DAIRY PRIDE stands for “Defending Against Imitations and Replacements of Yogurt, milk and cheese to Promote Regular Intake of Dairy Everyday.”

“Imitation products have gotten away with using dairy’s good name for their own benefit, which is against the law and must be enforced. Mislabeling of plant-based products as ‘milk’ hurts our dairy farmers,” Tammy Baldwin said in regard to her new legislation.

These types of actions come at a time following another challenging year for dairy farmers, as prices plunged 40 percent since 2014. This request wouldn’t drastically change the outlook on the market forecast for dairy prices, but it would begin to provide clarification in the most important places of all: the grocery store.

Consumers today are flooded with flashy, colorful labels, with packages appearing to contain healthier and more wholesome ingredients than their counterparts on the same shelf. In the dairy aisle at the grocery store, these shelves now include products made from soybeans, rice, hemp, coconuts and almonds, nearly all of them labeled with the word “milk.”

Take a second and think about that. Why would these products bother to call themselves milk?

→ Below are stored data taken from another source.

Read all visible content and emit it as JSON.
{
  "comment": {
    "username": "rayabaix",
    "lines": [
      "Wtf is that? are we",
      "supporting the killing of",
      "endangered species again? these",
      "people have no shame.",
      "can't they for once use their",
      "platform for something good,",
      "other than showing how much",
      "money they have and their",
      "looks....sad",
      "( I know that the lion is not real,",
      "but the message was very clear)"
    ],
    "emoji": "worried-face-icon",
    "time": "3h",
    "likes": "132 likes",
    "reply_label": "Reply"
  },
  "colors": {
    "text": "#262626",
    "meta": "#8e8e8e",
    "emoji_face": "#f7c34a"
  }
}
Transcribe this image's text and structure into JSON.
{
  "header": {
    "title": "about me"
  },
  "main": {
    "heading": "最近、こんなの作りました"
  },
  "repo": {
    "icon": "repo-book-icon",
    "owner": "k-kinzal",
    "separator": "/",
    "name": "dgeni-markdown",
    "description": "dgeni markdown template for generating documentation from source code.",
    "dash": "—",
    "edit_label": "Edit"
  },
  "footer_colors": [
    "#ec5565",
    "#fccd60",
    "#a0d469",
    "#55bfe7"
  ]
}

Because the dairy industry has done such a stellar job of producing a wholesome, high-quality and nutritious beverage. It’s a reputation every product would love to be a substitute for, though they can’t boast the same natural nutrition that comes with it.

Another reason why these products shouldn’t be called milk is simply that they’re confusing consumers. If a product says the word milk on it, you associate it with what you know milk to be — a great, natural source of vitamins and minerals. What really is milk?

Milk has a clear standard of identity, defined as “the lacteal secretion, practically free from colostrum, obtained by the complete milking of one or more healthy cows.” This definition has existed as part of the Federal Code for more than 40 years, and therefore, the federal government has long had the authority to force other products to remove the word “milk” from their product label if they don’t follow this definition of milk.

Perhaps the more troubling aspect to this request is that this definition already exists with the FDA. They just haven’t enforced this definition upon these dairy imitators. While these plant-based products have been around for several years now, it is not too late to provide some much needed clarity on what real dairy is when it comes to milk, cheese and yogurt.

In fact, I would argue that it’s even more important for the FDA to get to work enforcing these proper definitions of such terms including milk, cheese and yogurt, so that other far-reaching and confusing labels can also be addressed. Food labels will continue to confuse consumers and use fear-marketing tactics, until the FDA begins to uphold its responsibility in providing this much-needed clarification. This is an opportunity for the FDA to earn confidence from consumers, if only it would do its job.

If we look beyond our country, Canada and the United Kingdom do not allow the use of the word “milk” as a name for dairy alternatives. In the U.S., these brands are sold with the word “milk” as part of their product names and on the packaging.

Surely, these products won’t disappear from store shelves. But maybe grocery stores will start to put them away from the refrigerated case, because unless the packages are opened, they don’t require refrigeration. And away from the refrigerated case means further away from the “dairy” section of the store.

It's about time that we’re taking a second look at the dairy case, and reminding all consumers what “milk” really is.

Julie Sweney is director of communications and marketing for the Madison-based FarmFirst Dairy Cooperative.